İnsanlar Türkiye denilince, bölgede savaş var diye düşünüyorlar. Türkiye denildiğinde Ortadoğu’daki bir ülke diye algılıyorlar ve gelmekten kaçınıyorlar. Buranın güvenli bir ülke olduğuna insanları ikna etmeliyiz. TGA (Türkiye Turizm Tanıtım ve Geliştirme Ajansı) bir şeyler yapıyor, evet ancak tam olarak yapması gerekeni yapıyor mu, emin değilim. Diyeceğim o ki hep aynı ülkelere yönelmeyin. Başka şeyler düşünün, farklı adımlar atın.
Ekonomideki daralma işlerinize nasıl yansıyor?
Yatırımcılar artık yatırım yapmakta isteksiz. Bunun temel sebebi yalnızca ekonomideki daralma değil, aynı zamanda yüksek faizlerin hâlâ hayatımızda olması. Bir yatırımcı, 10 milyon dolarlık bir tesis yatırımı yaparak faizde kazanacağından daha fazla gelir elde edemeyeceğini düşünüyor ve yatırımdan vazgeçiyor.
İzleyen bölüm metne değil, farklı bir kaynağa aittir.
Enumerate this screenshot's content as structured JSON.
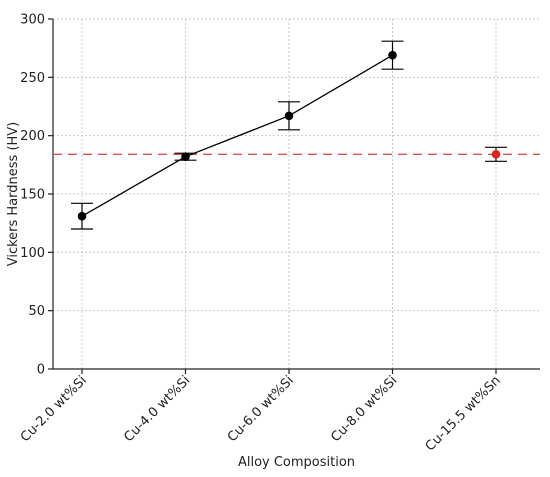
{
  "chart_data": {
    "type": "scatter",
    "xlabel": "Alloy Composition",
    "ylabel": "Vickers Hardness (HV)",
    "ylim": [
      0,
      300
    ],
    "yticks": [
      0,
      50,
      100,
      150,
      200,
      250,
      300
    ],
    "grid": true,
    "categories": [
      "Cu-2.0 wt%Si",
      "Cu-4.0 wt%Si",
      "Cu-6.0 wt%Si",
      "Cu-8.0 wt%Si",
      "Cu-15.5 wt%Sn"
    ],
    "series": [
      {
        "color": "#000000",
        "connected": true,
        "points": [
          {
            "category": "Cu-2.0 wt%Si",
            "value": 131,
            "error": 11
          },
          {
            "category": "Cu-4.0 wt%Si",
            "value": 182,
            "error": 3
          },
          {
            "category": "Cu-6.0 wt%Si",
            "value": 217,
            "error": 12
          },
          {
            "category": "Cu-8.0 wt%Si",
            "value": 269,
            "error": 12
          }
        ]
      },
      {
        "color": "#e02020",
        "connected": false,
        "points": [
          {
            "category": "Cu-15.5 wt%Sn",
            "value": 184,
            "error": 6
          }
        ]
      }
    ],
    "reference_line": {
      "value": 184,
      "color": "#d9534f",
      "style": "dashed"
    }
  }
}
Ekonomide, tekstilde, inşaatta iflaslar hızla artıyor. Bu sektörler daralınca otellerdeki konaklamalar, toplantılar da azalıyor. Ekonomideki sıkı para politikasının gevşetilmesi gerekiyor.
"Keşfedilmemiş yerlere yönelim var"
“İnsanlar artık daha önce keşfedilmemiş yerlere yöneldi. Bunun bir nedeni de sosyal medyanın etkisiyle oluşan bir ‘Türk politikası’ diyebileceğimiz dalga. Mesela, ‘Yunanistan çok ucuz’ söylemi yayılıyor ve herkes oraya gidiyor. ‘Bodrum çok pahalı’ deniliyor, Bodrum’a gitmeyelim havası oluşuyor. Dijital medyanın güçlü etkisiyle oluşan bir sürü politikası. Influencer’lar insanları kolaylıkla yönlendirebiliyor. Kalitesi çok yüksek olmasa bile, popülerleşen destinasyonlar tercih ediliyor."